FOREX-Euro stuck near 4-month low as US bond yield rise supports dollar

* Euro stuck near $1.19 after weaker German GDP data

* Treasury yield rise helps dollar rebound

* Dollar/yen approaches 110

* Graphic: World FX rates in 2018 tmsnrt.rs/2egbfVh

By Tommy Wilkes

LONDON, May 15 (Reuters) - The euro remained stuck near four-month lows on Tuesday after weaker-than-expected economic growth in Germany and a rise in U.S. Treasury yields helped the dollar recover following a pause in its rally.

The dollar’s strength also helped it gain to within a whisker of hitting a 3-1/2 month high versus the Japanese yen while major currencies elsewhere traded within tight ranges ahead of U.S. retail sales.

The greenback’s rally, which has seen the dollar claw back most of its 2018 losses after a reassessment of the path of U.S. monetary policy versus other countries, came to a halt last week following disappointing U.S. inflation numbers.

Euro bulls were also given a boost on Monday after European Central Bank policymaker Francois Villeroy de Galhau said that the ECB could give fresh guidance on the timing of its first rate hike as the end of its exceptional bond purchases approaches.

“After the U.S. CPI (consumer price inflation) data the dollar’s momentum has fallen off,” said Alvin Tan, an FX strategist at Societe Generale. “For our view to be validated, that euro/dollar will move higher, we will need to see European data pick up again.
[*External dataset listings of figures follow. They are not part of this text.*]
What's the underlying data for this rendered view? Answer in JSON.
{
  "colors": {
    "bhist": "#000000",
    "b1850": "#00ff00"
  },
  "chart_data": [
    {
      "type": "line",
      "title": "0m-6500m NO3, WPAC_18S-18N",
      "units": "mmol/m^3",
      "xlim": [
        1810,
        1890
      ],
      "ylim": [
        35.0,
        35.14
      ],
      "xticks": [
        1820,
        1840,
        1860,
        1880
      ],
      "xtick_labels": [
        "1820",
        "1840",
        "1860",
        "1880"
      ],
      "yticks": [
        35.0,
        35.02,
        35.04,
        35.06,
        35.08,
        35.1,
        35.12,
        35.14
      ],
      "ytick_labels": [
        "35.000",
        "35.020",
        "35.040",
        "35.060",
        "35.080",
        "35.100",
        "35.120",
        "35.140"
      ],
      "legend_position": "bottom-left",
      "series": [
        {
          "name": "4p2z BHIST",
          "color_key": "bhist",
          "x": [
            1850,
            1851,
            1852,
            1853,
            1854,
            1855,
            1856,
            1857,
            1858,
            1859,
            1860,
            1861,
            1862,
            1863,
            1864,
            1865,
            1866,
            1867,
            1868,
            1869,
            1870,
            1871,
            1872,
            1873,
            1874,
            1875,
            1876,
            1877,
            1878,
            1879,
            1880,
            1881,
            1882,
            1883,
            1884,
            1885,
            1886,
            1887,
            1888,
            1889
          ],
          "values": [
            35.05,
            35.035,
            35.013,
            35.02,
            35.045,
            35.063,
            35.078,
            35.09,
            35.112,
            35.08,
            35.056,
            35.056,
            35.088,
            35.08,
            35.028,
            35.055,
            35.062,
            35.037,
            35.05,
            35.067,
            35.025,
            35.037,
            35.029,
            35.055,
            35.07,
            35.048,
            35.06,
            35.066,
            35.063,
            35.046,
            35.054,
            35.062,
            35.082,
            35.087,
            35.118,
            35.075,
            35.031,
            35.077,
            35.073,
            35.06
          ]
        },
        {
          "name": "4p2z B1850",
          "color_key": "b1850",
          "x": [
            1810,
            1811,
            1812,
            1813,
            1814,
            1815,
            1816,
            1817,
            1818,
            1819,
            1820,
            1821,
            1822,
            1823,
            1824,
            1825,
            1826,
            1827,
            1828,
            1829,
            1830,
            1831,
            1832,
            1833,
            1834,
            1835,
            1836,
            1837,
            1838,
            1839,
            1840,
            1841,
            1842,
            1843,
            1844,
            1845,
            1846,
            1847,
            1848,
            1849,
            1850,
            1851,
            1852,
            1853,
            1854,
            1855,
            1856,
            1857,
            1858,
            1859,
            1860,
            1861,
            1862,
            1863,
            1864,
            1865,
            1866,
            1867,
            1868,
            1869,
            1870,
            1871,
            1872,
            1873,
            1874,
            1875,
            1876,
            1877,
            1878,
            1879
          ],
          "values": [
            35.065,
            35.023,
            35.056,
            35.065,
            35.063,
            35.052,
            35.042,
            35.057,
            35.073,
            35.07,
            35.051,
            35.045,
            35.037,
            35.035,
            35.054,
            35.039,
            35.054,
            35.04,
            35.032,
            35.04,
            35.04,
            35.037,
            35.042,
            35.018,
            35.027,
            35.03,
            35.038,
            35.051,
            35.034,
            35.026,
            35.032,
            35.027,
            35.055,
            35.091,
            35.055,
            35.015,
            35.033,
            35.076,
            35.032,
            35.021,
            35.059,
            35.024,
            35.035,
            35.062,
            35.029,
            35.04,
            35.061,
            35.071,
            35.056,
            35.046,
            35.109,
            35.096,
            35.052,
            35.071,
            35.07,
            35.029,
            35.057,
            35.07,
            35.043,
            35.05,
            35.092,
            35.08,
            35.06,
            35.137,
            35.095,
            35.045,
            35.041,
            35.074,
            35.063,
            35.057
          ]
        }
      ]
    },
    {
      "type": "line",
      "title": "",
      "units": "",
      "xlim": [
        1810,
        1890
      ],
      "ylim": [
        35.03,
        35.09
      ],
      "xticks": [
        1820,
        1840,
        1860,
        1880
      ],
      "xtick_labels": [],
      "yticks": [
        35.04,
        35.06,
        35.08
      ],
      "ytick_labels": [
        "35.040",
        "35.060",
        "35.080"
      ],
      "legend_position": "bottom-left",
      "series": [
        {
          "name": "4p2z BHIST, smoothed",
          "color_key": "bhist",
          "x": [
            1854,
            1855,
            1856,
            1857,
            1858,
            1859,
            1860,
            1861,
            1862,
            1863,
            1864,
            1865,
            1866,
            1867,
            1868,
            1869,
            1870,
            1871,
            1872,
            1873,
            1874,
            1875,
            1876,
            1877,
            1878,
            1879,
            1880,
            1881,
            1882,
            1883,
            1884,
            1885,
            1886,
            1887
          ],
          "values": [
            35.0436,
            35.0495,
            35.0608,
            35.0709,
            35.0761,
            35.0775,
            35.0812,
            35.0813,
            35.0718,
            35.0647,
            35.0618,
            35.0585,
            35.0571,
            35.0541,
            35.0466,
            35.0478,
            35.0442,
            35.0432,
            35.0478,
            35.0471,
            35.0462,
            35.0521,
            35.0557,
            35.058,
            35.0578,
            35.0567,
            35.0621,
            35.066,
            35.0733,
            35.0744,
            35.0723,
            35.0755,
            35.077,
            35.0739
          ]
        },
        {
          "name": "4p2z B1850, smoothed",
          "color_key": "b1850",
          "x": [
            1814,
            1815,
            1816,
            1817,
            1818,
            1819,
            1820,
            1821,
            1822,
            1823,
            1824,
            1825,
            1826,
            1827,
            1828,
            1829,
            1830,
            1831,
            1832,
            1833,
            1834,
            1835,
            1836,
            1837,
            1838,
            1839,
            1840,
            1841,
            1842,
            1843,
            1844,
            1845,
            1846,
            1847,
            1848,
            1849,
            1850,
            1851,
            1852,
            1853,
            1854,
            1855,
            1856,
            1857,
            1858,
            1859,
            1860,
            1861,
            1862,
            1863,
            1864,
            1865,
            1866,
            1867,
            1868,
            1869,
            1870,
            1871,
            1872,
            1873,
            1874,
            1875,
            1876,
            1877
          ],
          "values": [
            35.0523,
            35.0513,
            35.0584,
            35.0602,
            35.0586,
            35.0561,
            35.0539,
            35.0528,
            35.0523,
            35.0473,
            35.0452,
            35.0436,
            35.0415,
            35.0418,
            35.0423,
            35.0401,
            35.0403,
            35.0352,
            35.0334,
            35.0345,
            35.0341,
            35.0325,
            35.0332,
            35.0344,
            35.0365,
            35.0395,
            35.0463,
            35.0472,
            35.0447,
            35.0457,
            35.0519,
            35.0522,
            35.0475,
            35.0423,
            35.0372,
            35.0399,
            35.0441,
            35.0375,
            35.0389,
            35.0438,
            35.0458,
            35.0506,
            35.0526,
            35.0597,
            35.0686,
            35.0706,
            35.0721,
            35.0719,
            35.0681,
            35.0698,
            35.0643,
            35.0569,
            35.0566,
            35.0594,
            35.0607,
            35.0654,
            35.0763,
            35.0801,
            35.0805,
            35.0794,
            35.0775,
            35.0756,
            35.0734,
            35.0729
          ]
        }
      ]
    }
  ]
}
Data is going to be important in the near term.”

German economic growth slowed slightly more than expected in the first quarter of the year due to weak trade but analysts called it a blip and predicted Europe’s biggest economy would shift into a higher gear again.
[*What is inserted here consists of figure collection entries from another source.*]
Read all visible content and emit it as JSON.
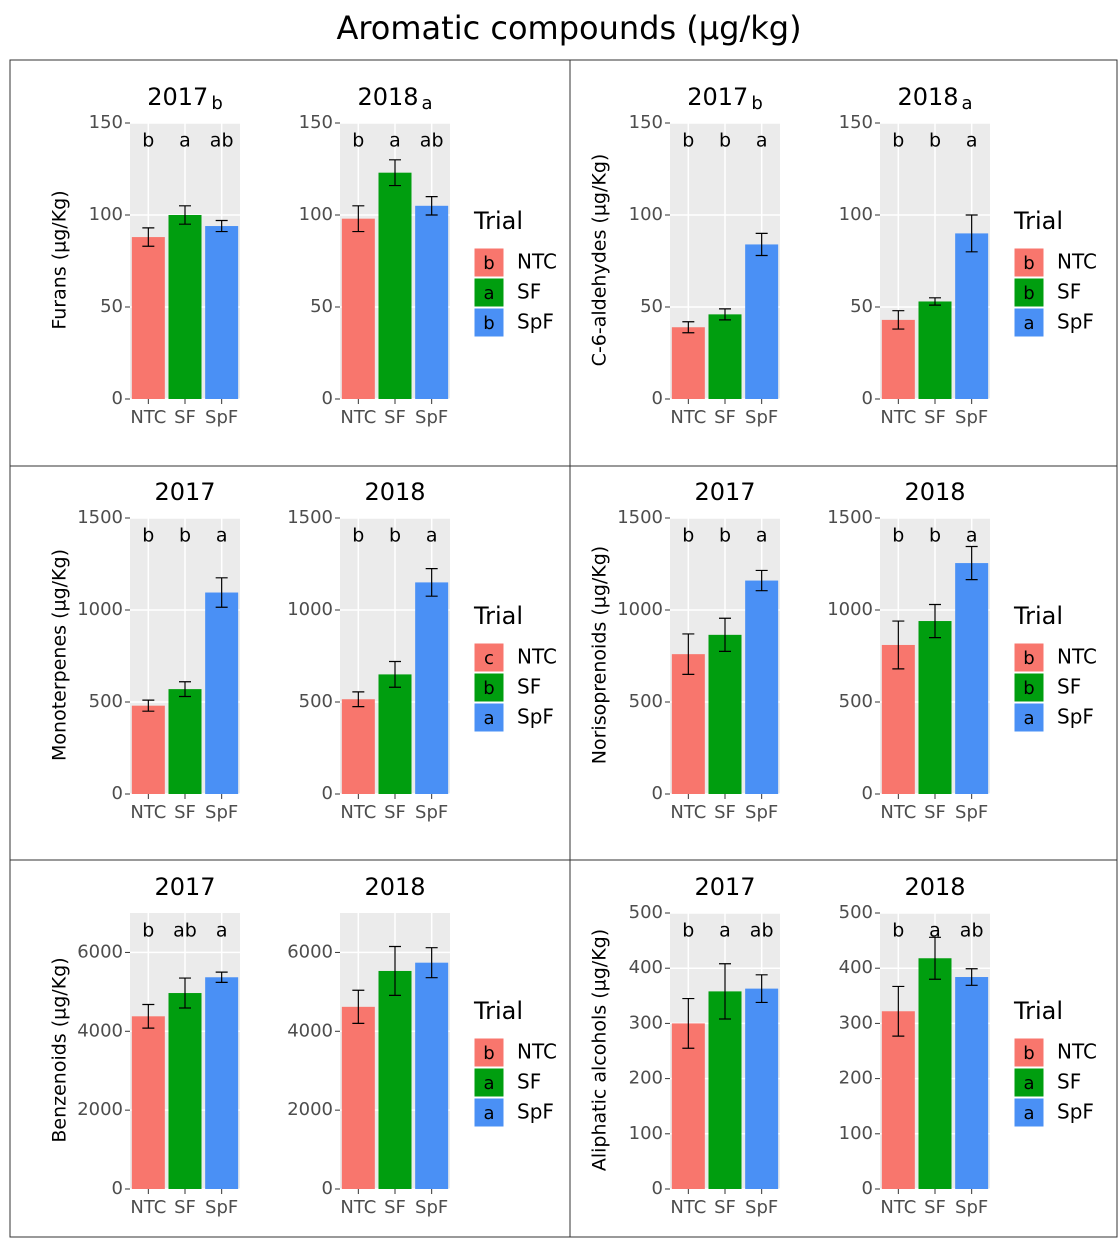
{
  "title": "Aromatic compounds (µg/kg)",
  "chart_data": [
    {
      "type": "bar",
      "ylabel": "Furans (µg/Kg)",
      "categories": [
        "NTC",
        "SF",
        "SpF"
      ],
      "colors": [
        "#F8766D",
        "#009E0F",
        "#4A90F5"
      ],
      "ylim": [
        0,
        150
      ],
      "yticks": [
        0,
        50,
        100,
        150
      ],
      "legend": {
        "title": "Trial",
        "letters": [
          "b",
          "a",
          "b"
        ]
      },
      "facets": [
        {
          "title": "2017",
          "title_note": "b",
          "values": [
            88,
            100,
            94
          ],
          "errors": [
            5,
            5,
            3
          ],
          "letters": [
            "b",
            "a",
            "ab"
          ]
        },
        {
          "title": "2018",
          "title_note": "a",
          "values": [
            98,
            123,
            105
          ],
          "errors": [
            7,
            7,
            5
          ],
          "letters": [
            "b",
            "a",
            "ab"
          ]
        }
      ]
    },
    {
      "type": "bar",
      "ylabel": "C-6-aldehydes (µg/Kg)",
      "categories": [
        "NTC",
        "SF",
        "SpF"
      ],
      "colors": [
        "#F8766D",
        "#009E0F",
        "#4A90F5"
      ],
      "ylim": [
        0,
        150
      ],
      "yticks": [
        0,
        50,
        100,
        150
      ],
      "legend": {
        "title": "Trial",
        "letters": [
          "b",
          "b",
          "a"
        ]
      },
      "facets": [
        {
          "title": "2017",
          "title_note": "b",
          "values": [
            39,
            46,
            84
          ],
          "errors": [
            3,
            3,
            6
          ],
          "letters": [
            "b",
            "b",
            "a"
          ]
        },
        {
          "title": "2018",
          "title_note": "a",
          "values": [
            43,
            53,
            90
          ],
          "errors": [
            5,
            2,
            10
          ],
          "letters": [
            "b",
            "b",
            "a"
          ]
        }
      ]
    },
    {
      "type": "bar",
      "ylabel": "Monoterpenes (µg/Kg)",
      "categories": [
        "NTC",
        "SF",
        "SpF"
      ],
      "colors": [
        "#F8766D",
        "#009E0F",
        "#4A90F5"
      ],
      "ylim": [
        0,
        1500
      ],
      "yticks": [
        0,
        500,
        1000,
        1500
      ],
      "legend": {
        "title": "Trial",
        "letters": [
          "c",
          "b",
          "a"
        ]
      },
      "facets": [
        {
          "title": "2017",
          "values": [
            480,
            570,
            1095
          ],
          "errors": [
            30,
            40,
            80
          ],
          "letters": [
            "b",
            "b",
            "a"
          ]
        },
        {
          "title": "2018",
          "values": [
            515,
            650,
            1150
          ],
          "errors": [
            40,
            70,
            75
          ],
          "letters": [
            "b",
            "b",
            "a"
          ]
        }
      ]
    },
    {
      "type": "bar",
      "ylabel": "Norisoprenoids (µg/Kg)",
      "categories": [
        "NTC",
        "SF",
        "SpF"
      ],
      "colors": [
        "#F8766D",
        "#009E0F",
        "#4A90F5"
      ],
      "ylim": [
        0,
        1500
      ],
      "yticks": [
        0,
        500,
        1000,
        1500
      ],
      "legend": {
        "title": "Trial",
        "letters": [
          "b",
          "b",
          "a"
        ]
      },
      "facets": [
        {
          "title": "2017",
          "values": [
            760,
            865,
            1160
          ],
          "errors": [
            110,
            90,
            55
          ],
          "letters": [
            "b",
            "b",
            "a"
          ]
        },
        {
          "title": "2018",
          "values": [
            810,
            940,
            1255
          ],
          "errors": [
            130,
            90,
            90
          ],
          "letters": [
            "b",
            "b",
            "a"
          ]
        }
      ]
    },
    {
      "type": "bar",
      "ylabel": "Benzenoids (µg/Kg)",
      "categories": [
        "NTC",
        "SF",
        "SpF"
      ],
      "colors": [
        "#F8766D",
        "#009E0F",
        "#4A90F5"
      ],
      "ylim": [
        0,
        7000
      ],
      "yticks": [
        0,
        2000,
        4000,
        6000
      ],
      "legend": {
        "title": "Trial",
        "letters": [
          "b",
          "a",
          "a"
        ]
      },
      "facets": [
        {
          "title": "2017",
          "values": [
            4380,
            4970,
            5370
          ],
          "errors": [
            300,
            380,
            130
          ],
          "letters": [
            "b",
            "ab",
            "a"
          ]
        },
        {
          "title": "2018",
          "values": [
            4620,
            5530,
            5740
          ],
          "errors": [
            420,
            620,
            380
          ]
        }
      ]
    },
    {
      "type": "bar",
      "ylabel": "Aliphatic alcohols (µg/Kg)",
      "categories": [
        "NTC",
        "SF",
        "SpF"
      ],
      "colors": [
        "#F8766D",
        "#009E0F",
        "#4A90F5"
      ],
      "ylim": [
        0,
        500
      ],
      "yticks": [
        0,
        100,
        200,
        300,
        400,
        500
      ],
      "legend": {
        "title": "Trial",
        "letters": [
          "b",
          "a",
          "a"
        ]
      },
      "facets": [
        {
          "title": "2017",
          "values": [
            300,
            358,
            363
          ],
          "errors": [
            45,
            50,
            25
          ],
          "letters": [
            "b",
            "a",
            "ab"
          ]
        },
        {
          "title": "2018",
          "values": [
            322,
            418,
            384
          ],
          "errors": [
            45,
            38,
            15
          ],
          "letters": [
            "b",
            "a",
            "ab"
          ]
        }
      ]
    }
  ]
}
A survey showed that the mood among German investors remained unchanged at its lowest level in five and a half years in May, reflecting persisting concerns that Europe’s biggest economy could be hit be a trade dispute with the United States.

The euro slipped 0.1 percent to $1.1919, but remained below Monday’s high of $1.1996, which was the common currency’s highest level since May 3.
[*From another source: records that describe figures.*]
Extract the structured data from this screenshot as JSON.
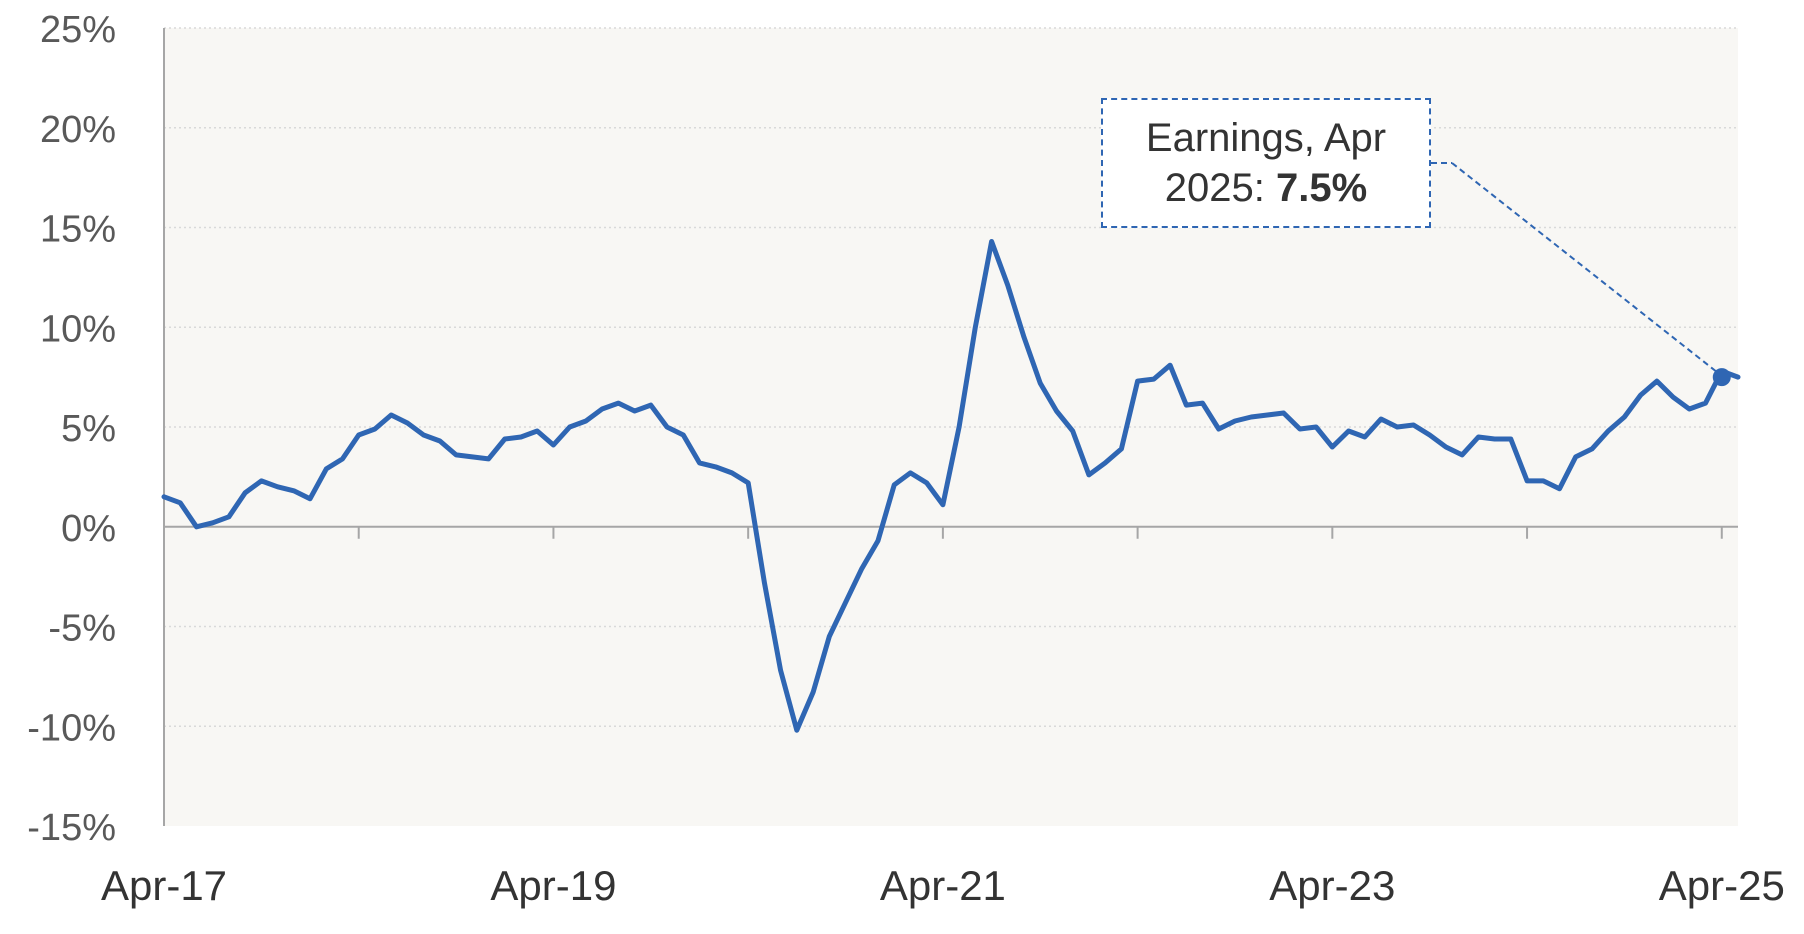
{
  "chart_data": {
    "type": "line",
    "title": "",
    "xlabel": "",
    "ylabel": "",
    "ylim": [
      -15,
      25
    ],
    "yticks": [
      "25%",
      "20%",
      "15%",
      "10%",
      "5%",
      "0%",
      "-5%",
      "-10%",
      "-15%"
    ],
    "xtick_labels": [
      "Apr-17",
      "Apr-19",
      "Apr-21",
      "Apr-23",
      "Apr-25"
    ],
    "x_range": [
      "2017-04",
      "2025-04"
    ],
    "grid": true,
    "colors": {
      "line": "#2F66B3",
      "plot_bg": "#F8F7F4",
      "grid": "#D9D9D9",
      "axis": "#A6A6A6"
    },
    "series": [
      {
        "start": "2017-04",
        "frequency": "monthly",
        "values": [
          1.5,
          1.2,
          0.0,
          0.2,
          0.5,
          1.7,
          2.3,
          2.0,
          1.8,
          1.4,
          2.9,
          3.4,
          4.6,
          4.9,
          5.6,
          5.2,
          4.6,
          4.3,
          3.6,
          3.5,
          3.4,
          4.4,
          4.5,
          4.8,
          4.1,
          5.0,
          5.3,
          5.9,
          6.2,
          5.8,
          6.1,
          5.0,
          4.6,
          3.2,
          3.0,
          2.7,
          2.2,
          -2.8,
          -7.2,
          -10.2,
          -8.3,
          -5.5,
          -3.8,
          -2.1,
          -0.7,
          2.1,
          2.7,
          2.2,
          1.1,
          5.0,
          10.0,
          14.3,
          12.1,
          9.5,
          7.2,
          5.8,
          4.8,
          2.6,
          3.2,
          3.9,
          7.3,
          7.4,
          8.1,
          6.1,
          6.2,
          4.9,
          5.3,
          5.5,
          5.6,
          5.7,
          4.9,
          5.0,
          4.0,
          4.8,
          4.5,
          5.4,
          5.0,
          5.1,
          4.6,
          4.0,
          3.6,
          4.5,
          4.4,
          4.4,
          2.3,
          2.3,
          1.9,
          3.5,
          3.9,
          4.8,
          5.5,
          6.6,
          7.3,
          6.5,
          5.9,
          6.2,
          7.8,
          7.5
        ]
      }
    ],
    "annotation": {
      "line1": "Earnings, Apr",
      "line2_prefix": "2025: ",
      "line2_value": "7.5%",
      "point": {
        "x": "2025-04",
        "y": 7.5
      }
    }
  }
}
The dollar’s index rose 0.2 percent to 92.764, pulling up from 92.243 on Monday, which was its lowest level since May 2.

The benchmark 10-year U.S. Treasury yield increased two basis points to about 3.019 percent, after rising two basis points on Monday, helping support the greenback.

The benchmark yield was supported by signs of an easing in trade tensions between the United States and China after U.S. President Donald Trump pledged to help Chinese telecoms firm ZTE Corp, which has been penalised for violating U.S. sanctions with Iran.

The Norwegian crown rose 0.3 percent versus the euro to 9.56 crowns after strong quarterly economic data raised expectations of a rate rise later this year. It later gave up most of those gains.

The ailing Turkish lira fell to a fresh record low of 4.3990 against the dollar, bringing its losses this year to more than 13 percent after President Tayyip Erdogan said he plans to take greater control of the economy.

Argentina’s peso plunged to a new record low despite hefty central bank interventions in the past few days and policy makers jacking rates higher in an attempt to stop the peso’s slide.

“U.S. interest rates have stayed firm at the start of the week and the focal point for investors is increasingly switching to EM (emerging markets),” ING analysts said in a note.